The emergence of Superhero is the latest example of Australian providers attempting to emulate the US low-cost brokers.
“In the US, there's this massive redistribution of retail volumes in the stock market away from the traditional brokers to the likes of Robinhood," said Mr Winters.
But they're having to overcome the high costs associated with trading on the Australian market.
Robin-who
One of the reasons there's no Robinhood equivalent in Australia offering zero-cost trading is the difference in market structure – as there are no high-frequency traders and competing exchanges that are prepared to pay retail brokers for order flow.

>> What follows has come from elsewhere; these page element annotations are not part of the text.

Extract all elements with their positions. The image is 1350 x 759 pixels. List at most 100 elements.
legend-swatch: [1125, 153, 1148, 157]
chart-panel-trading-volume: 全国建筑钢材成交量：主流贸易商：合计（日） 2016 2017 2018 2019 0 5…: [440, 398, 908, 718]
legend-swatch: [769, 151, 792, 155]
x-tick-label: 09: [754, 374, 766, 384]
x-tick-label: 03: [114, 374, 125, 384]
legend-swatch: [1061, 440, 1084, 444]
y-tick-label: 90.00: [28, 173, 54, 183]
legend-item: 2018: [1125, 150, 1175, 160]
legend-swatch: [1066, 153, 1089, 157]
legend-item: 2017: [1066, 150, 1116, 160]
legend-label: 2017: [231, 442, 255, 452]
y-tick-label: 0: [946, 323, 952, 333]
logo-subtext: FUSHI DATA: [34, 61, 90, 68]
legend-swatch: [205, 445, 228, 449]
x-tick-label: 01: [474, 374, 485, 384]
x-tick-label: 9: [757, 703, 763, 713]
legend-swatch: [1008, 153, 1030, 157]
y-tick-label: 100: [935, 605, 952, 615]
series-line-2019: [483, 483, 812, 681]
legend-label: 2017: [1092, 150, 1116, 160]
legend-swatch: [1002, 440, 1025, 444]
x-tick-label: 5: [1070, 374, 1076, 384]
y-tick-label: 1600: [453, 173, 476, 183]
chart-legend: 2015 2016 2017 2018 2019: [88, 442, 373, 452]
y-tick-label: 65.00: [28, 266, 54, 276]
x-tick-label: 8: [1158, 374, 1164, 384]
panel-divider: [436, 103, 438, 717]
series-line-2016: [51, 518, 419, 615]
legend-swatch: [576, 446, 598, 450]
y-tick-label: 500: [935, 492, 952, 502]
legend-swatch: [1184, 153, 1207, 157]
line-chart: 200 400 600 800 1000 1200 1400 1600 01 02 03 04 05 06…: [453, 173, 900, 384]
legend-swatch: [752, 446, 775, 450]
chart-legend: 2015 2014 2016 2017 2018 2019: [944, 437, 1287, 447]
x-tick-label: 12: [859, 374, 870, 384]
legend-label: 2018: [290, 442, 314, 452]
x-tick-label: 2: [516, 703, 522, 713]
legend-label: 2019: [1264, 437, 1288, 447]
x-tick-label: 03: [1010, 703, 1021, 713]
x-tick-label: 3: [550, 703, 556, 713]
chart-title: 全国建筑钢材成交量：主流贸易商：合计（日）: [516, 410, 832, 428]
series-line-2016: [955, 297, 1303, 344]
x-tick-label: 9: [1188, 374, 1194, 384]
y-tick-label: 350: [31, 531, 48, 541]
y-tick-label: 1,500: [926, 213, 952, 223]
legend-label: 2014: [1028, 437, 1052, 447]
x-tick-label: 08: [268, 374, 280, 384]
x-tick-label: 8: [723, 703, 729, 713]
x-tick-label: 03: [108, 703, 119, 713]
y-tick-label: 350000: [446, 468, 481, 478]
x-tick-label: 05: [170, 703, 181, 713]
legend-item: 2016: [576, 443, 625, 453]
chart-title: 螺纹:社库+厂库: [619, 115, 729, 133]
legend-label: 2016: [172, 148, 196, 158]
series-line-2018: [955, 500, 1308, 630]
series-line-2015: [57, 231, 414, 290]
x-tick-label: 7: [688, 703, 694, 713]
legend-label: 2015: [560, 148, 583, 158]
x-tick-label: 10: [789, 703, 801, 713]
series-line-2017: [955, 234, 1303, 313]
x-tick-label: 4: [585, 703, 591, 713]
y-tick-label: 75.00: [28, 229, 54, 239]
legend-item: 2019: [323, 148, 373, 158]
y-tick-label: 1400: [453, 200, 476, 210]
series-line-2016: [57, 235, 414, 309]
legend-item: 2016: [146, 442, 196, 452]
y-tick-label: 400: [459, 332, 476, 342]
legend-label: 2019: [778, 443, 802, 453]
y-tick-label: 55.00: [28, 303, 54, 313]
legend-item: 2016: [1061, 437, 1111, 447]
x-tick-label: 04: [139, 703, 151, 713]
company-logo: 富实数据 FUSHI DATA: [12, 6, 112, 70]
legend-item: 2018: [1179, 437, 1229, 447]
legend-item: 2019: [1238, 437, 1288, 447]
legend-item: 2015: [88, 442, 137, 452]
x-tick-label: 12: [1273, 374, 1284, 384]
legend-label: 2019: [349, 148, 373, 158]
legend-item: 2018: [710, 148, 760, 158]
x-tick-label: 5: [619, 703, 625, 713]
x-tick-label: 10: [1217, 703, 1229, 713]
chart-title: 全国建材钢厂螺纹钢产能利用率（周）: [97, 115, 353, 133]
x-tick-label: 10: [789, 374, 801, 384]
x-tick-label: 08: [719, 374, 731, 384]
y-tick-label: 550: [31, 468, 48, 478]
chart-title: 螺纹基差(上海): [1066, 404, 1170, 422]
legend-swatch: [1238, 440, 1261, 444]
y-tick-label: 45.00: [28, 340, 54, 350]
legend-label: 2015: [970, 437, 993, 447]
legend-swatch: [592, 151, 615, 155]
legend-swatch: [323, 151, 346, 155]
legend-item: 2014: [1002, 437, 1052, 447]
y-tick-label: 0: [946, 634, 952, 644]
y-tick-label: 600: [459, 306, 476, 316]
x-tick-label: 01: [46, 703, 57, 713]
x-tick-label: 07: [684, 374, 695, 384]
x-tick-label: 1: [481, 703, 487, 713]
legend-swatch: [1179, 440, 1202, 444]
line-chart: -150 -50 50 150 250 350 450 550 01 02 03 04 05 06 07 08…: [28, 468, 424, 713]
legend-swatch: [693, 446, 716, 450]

The model is now under scrutiny as Robinhood is facing regulatory probes relating to the initial non-disclosure of its practice of selling its order flow to high-frequency traders.
But there's no doubt the easy-to-use low-cost trading apps such as Robinhood have helped spur the rush of individual investors to the market that had become a lot more interesting since March's crash unleashed spectacular share price moves.
Friday's tech-stock crash may have hurt some of this new cohort of traders, but it is unlikely to deter more entering the market.
"It's the periods of high volatility that drive volume in the market," says Mr Winters.
"That has been my experience my entire career – volatility drives volume."